HG Alert: GST and Property Transactions - Not So Simple - Mar 2008

The Federal Court of Australia has handed down a decision which is directly at odds with the Australian Taxation Office's (ATO) view of how the margin scheme works for property developers, and others.

The margin scheme usually works by calculating GST on the difference between the cost of the property and the sale proceeds. One exception to this general rule is where a property was acquired before 1 July 2000. In that case the margin can be the difference between the sale proceeds and the value of the property as at 1 July 2000 (rather than the cost of the property).

This is the issue that was in dispute between the developer and the Tax Commissioner in the case of Brady King Pty Ltd v Commissioner of Taxation.

Brady King had paid roughly $10 million for a building which was subsequently strata titled and the units sold. The developer argued that the margin subject to GST was the difference between the sale price of the units and the value of the units as at 1 July 2000 ($25 million) not the $10 million paid to acquire the building. Leaving aside the question of whether the valuation methodology was adequate, the Court held that as the developer did not have legal ownership of the building at 1 July 2000, it could not use the valuation method of working out the margin. This conclusion is not particularly controversial.

The Court went on to say that the developer could not use the margin scheme at all. The court's reasoning was that the strict wording of the margin scheme legislation required that what you sell is the same as what you acquired. Because what was acquired by the developer (the building) and what was sold (stratum units) were not the same, GST was payable at the full rate.

The developer had gone from the prospect of a GST windfall, (if the valuation withstood scrutiny) to the worst of all possible world's, GST at full rates, and most probably no ability to recover this additional GST from the unit buyers.

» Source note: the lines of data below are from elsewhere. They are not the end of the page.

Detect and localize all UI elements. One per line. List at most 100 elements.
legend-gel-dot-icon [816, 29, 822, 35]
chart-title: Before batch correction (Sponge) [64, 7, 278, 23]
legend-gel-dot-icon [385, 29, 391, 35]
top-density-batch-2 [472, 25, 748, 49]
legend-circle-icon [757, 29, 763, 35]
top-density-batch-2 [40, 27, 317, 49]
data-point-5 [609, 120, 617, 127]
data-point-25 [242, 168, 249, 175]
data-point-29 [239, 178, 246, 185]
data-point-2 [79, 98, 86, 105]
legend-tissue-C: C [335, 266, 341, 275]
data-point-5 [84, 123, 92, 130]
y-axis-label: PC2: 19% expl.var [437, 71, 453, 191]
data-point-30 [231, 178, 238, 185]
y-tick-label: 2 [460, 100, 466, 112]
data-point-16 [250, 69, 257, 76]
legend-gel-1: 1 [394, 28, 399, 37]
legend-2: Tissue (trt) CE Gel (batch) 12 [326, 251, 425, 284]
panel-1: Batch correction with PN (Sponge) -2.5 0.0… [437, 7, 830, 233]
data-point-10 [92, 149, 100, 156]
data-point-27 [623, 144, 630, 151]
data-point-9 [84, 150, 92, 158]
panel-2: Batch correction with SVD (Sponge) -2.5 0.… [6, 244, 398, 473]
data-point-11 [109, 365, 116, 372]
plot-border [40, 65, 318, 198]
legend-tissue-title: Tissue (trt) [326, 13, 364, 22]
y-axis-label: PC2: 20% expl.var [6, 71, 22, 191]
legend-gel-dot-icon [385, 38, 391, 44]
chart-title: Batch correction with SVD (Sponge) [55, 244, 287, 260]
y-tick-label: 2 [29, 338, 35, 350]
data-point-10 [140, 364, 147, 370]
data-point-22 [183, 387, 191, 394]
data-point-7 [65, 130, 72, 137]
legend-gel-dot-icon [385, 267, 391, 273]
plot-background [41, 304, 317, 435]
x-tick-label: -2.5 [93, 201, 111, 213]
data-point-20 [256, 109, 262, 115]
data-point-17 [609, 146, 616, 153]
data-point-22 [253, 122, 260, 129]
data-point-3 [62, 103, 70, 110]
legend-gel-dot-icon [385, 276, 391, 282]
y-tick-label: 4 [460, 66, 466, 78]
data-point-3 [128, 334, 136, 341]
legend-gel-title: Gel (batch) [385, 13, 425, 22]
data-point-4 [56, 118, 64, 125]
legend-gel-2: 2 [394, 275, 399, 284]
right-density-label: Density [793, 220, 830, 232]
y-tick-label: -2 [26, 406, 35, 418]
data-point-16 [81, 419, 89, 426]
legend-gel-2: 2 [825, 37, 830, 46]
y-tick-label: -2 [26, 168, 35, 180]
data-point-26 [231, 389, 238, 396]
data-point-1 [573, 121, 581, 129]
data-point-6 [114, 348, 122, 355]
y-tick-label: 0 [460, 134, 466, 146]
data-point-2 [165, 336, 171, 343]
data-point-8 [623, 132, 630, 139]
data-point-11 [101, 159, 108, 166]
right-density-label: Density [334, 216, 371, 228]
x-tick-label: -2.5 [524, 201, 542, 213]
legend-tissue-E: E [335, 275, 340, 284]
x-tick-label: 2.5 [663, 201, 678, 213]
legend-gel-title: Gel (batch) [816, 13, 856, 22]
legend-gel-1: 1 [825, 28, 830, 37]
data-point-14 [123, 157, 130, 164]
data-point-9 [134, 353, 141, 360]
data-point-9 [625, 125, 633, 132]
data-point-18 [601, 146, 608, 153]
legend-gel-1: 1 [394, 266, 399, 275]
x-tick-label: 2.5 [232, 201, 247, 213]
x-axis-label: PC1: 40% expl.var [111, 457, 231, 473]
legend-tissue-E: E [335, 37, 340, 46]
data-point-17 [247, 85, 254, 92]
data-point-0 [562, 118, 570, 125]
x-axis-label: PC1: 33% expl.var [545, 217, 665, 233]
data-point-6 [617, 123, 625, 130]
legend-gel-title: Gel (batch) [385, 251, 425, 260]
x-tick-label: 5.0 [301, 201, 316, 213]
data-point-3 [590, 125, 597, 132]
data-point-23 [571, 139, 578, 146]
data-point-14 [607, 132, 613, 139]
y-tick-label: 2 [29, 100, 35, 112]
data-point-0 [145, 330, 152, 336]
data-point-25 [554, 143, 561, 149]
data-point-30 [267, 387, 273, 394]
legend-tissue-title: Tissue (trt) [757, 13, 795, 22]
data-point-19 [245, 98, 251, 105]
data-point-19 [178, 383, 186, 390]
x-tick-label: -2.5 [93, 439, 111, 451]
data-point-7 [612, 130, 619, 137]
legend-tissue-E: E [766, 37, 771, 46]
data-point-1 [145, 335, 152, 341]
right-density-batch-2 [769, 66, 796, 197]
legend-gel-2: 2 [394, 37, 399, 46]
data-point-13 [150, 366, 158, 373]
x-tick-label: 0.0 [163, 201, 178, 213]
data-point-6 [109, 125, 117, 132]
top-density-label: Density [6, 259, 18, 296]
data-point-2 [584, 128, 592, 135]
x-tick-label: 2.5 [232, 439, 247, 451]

The Federal Court's decision is at odds with the ATO's previous application of the margin scheme, significantly alters the GST landscape for property developers and appears to undermine the practical commercial use of the margin scheme. The ATO has stated that it will continue with its interpretation of the law, and that developers and others can rely on the ATO margin scheme position and rulings, notwithstanding the Federal Court decision.

While it is comforting that the Taxation Commissioner appears to be taking a commercial and pragmatic approach, the Federal Court decision also reminds us that the ATO views of tax laws are simply the ATO opinion, not the law and that even after 8 years the GST treatment of common transactions is not as simple as we thought.